For the past few weeks I have been in meditation on the 7 Points of Mind Training.  This course of study is focused on Lojong, a practice of training the mind.  One of the precepts of Lojong is the idea that we “give all profit and gain to others and take all loss and defeat on ourselves.”  Essentially, that by focusing on improving the lives of everyone we ultimately benefit by helping to make the world a better place to live for all of us.

These Lojong teachings raised a big question for me: is the path or the goal happiness?

I am here to argue that Happiness is not the goal, the path, or the focus.  At least, not for a while (a long, long while).

Stay with me for a moment.  I often teach to my classes a story by Ursula Le Guin, “The Ones Who Walk Away from Omelas.”  In the story, LeGuin tells the tale of a great society of beauty and light.  The cities are opulent, clean, and wonderful in just about every way.  People have every thing they desire and have long since given up wars, greed, and just about everything we consider a drain on human society.

The society, however, is based entirely on the suffering of one small child locked in a small room in the basement of a building.  For the society to have all of this wonder and greatness, the rules state that this one child must sacrifice its happy life for the good of the entire society.  As Le Guin said, “In the room a child is sitting. It could be a boy or a girl. It looks about six, but actually is nearly ten. It is feeble-minded. Perhaps it was born defective or perhaps it has become imbecile through fear, malnutrition, and neglect…The door is always locked; and nobody ever comes, except that sometimes-the child has no understanding of time or interval – sometimes the door rattles terribly and opens, and a person, or several people, are there. One of them may come and kick the child to make it stand up. The others never come close, but peer in at it with frightened, disgusted eyes. The food bowl and the water jug are hastily filled, the door is locked, the eyes disappear.”

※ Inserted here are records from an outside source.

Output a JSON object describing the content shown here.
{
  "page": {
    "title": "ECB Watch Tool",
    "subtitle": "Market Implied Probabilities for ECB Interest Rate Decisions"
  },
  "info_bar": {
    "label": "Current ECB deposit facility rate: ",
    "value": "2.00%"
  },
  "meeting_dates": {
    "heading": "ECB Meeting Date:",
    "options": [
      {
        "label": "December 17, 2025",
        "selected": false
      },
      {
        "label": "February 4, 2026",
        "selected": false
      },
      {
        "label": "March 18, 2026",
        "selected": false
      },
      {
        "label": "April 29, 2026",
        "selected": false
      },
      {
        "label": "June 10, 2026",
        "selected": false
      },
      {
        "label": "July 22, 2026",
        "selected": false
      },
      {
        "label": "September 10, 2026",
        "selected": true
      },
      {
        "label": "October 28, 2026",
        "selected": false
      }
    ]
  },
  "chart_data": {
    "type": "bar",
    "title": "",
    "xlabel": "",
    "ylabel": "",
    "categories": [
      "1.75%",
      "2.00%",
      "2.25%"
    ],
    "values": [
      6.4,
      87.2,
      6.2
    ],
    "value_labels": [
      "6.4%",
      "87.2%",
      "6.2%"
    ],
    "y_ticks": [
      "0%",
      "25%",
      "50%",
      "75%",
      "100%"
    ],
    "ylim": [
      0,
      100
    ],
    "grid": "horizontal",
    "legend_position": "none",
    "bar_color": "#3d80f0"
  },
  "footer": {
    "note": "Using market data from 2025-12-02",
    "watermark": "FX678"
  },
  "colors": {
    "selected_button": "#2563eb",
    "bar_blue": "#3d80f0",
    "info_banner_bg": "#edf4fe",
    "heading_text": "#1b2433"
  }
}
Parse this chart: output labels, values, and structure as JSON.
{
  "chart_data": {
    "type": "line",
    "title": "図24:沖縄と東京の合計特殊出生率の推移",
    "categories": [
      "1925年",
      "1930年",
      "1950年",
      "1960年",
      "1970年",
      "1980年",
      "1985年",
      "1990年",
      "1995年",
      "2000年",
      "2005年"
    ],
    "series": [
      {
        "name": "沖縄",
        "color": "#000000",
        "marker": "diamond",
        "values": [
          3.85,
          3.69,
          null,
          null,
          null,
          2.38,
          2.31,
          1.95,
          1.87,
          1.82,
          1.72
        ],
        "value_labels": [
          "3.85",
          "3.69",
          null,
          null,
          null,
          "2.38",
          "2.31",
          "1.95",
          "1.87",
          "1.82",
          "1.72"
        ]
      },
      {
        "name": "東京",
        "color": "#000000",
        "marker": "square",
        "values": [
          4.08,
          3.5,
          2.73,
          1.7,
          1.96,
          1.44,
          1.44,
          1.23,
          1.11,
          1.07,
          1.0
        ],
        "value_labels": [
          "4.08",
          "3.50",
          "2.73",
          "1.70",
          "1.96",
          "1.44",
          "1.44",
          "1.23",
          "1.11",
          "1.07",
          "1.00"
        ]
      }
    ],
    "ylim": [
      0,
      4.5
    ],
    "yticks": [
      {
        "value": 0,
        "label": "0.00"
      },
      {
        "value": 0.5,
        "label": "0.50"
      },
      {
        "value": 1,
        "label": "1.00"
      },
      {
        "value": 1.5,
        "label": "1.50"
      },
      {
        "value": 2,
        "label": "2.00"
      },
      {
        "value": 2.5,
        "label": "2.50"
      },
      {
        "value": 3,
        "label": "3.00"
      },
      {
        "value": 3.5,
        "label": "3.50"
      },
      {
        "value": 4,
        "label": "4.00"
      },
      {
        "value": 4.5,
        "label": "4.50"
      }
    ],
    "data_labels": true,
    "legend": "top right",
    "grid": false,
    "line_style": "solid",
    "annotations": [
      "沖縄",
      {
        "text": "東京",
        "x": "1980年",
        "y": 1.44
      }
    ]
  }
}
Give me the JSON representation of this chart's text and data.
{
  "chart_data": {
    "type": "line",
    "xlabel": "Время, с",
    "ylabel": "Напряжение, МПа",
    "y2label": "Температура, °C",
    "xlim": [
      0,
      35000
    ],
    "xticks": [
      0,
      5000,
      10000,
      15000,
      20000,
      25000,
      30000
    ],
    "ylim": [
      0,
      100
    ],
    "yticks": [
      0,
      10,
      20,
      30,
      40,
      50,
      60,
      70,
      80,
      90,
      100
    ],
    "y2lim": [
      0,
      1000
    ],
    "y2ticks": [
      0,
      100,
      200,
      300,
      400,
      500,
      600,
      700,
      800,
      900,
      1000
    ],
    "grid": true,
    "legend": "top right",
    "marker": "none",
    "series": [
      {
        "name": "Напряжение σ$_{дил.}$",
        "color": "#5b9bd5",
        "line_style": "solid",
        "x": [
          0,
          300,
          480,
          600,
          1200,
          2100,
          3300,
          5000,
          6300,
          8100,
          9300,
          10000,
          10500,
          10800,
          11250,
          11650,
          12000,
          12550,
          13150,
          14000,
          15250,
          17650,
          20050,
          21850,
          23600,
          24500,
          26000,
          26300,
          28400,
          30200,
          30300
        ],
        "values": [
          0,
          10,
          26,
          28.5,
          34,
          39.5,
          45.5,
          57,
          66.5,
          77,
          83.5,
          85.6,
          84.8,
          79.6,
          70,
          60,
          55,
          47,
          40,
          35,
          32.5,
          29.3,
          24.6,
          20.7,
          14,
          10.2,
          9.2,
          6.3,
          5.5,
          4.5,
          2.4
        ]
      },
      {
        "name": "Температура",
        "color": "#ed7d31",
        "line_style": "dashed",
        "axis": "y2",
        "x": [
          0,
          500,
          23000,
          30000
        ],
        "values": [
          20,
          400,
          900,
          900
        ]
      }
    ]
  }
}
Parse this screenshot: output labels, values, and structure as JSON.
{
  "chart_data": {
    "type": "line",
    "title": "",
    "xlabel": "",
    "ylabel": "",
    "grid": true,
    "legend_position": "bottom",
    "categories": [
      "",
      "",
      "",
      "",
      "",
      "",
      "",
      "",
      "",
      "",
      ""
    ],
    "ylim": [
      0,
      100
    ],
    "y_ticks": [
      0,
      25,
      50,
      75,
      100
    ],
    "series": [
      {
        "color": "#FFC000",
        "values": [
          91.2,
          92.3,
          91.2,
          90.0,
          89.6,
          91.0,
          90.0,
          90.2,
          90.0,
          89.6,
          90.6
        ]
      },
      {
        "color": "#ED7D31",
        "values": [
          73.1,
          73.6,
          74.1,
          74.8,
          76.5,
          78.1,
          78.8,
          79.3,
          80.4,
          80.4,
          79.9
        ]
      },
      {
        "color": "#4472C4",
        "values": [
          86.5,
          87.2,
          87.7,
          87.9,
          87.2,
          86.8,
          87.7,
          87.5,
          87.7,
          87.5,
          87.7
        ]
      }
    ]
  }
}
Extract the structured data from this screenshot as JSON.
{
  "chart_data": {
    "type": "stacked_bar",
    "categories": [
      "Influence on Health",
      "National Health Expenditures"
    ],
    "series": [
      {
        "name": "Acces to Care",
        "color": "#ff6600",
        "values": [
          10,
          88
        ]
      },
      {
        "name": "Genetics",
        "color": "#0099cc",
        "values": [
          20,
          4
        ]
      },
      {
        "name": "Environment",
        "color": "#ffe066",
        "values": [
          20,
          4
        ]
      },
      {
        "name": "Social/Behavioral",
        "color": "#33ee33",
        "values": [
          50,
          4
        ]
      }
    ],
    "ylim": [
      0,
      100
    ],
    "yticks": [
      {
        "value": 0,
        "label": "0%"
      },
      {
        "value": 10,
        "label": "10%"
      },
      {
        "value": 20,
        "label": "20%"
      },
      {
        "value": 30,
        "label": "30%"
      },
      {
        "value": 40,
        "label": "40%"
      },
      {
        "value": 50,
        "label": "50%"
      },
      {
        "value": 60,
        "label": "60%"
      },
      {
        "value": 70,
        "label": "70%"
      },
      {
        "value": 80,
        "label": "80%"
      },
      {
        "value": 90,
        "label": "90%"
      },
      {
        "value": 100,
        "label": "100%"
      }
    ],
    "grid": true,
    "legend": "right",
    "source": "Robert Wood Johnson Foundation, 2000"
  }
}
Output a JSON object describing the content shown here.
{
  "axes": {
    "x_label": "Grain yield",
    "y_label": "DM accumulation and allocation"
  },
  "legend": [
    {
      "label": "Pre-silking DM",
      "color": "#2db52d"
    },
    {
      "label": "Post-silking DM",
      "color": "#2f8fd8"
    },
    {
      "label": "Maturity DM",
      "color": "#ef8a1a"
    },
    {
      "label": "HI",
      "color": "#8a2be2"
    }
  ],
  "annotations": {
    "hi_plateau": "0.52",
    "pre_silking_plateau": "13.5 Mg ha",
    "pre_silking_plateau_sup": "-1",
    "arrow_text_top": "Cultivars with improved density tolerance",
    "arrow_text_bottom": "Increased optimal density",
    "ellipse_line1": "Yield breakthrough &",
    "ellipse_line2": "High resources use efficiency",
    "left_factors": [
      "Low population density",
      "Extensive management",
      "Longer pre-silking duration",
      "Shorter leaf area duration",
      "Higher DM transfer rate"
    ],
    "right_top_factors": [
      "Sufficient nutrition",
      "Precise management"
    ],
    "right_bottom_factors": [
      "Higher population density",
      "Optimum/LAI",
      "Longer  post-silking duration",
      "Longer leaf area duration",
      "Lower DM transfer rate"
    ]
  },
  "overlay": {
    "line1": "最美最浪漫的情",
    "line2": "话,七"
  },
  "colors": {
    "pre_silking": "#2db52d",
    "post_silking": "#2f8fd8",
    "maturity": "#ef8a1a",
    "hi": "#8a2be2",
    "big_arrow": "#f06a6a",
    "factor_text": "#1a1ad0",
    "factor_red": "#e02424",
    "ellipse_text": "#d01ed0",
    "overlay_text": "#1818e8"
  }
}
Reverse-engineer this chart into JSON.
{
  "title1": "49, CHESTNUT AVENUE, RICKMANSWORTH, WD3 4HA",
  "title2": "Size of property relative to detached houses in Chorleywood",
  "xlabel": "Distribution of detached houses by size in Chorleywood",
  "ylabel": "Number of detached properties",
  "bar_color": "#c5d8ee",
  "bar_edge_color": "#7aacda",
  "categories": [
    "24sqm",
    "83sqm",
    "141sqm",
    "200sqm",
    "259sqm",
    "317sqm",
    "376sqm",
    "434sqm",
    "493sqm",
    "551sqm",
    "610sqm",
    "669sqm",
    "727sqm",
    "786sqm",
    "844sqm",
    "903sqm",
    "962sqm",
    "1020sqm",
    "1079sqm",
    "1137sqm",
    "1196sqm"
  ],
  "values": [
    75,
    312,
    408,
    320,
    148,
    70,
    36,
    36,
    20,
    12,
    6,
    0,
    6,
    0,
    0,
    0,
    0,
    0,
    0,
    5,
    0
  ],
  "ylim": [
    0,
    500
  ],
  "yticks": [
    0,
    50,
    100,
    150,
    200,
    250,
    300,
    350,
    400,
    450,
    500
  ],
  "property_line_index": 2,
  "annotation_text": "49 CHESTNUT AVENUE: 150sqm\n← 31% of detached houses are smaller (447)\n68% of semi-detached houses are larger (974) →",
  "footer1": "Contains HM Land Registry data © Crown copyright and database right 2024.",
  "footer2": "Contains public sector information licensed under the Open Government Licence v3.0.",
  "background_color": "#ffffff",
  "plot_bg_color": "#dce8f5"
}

In this story and the world Le Guin created, the child’s suffering is the price of wealth, clean streets, full libraries, great festivals, and perfect art and music.

And that leads me back to happiness.   Le Guin is saying that our personal happiness cannot exist without the happiness of those around us.  As such, our work in this life is to focus on the happiness, the care, the support of all of the people we can support….in fact, every single sentient being on the planet.

Until we accomplish this task, the task of extending happiness to every single individual we encounter, then we won’t ever really experience the kind of release and joy that comes from experiencing happiness.  As long as one person suffers our lives must be attuned to the needs of those who suffer.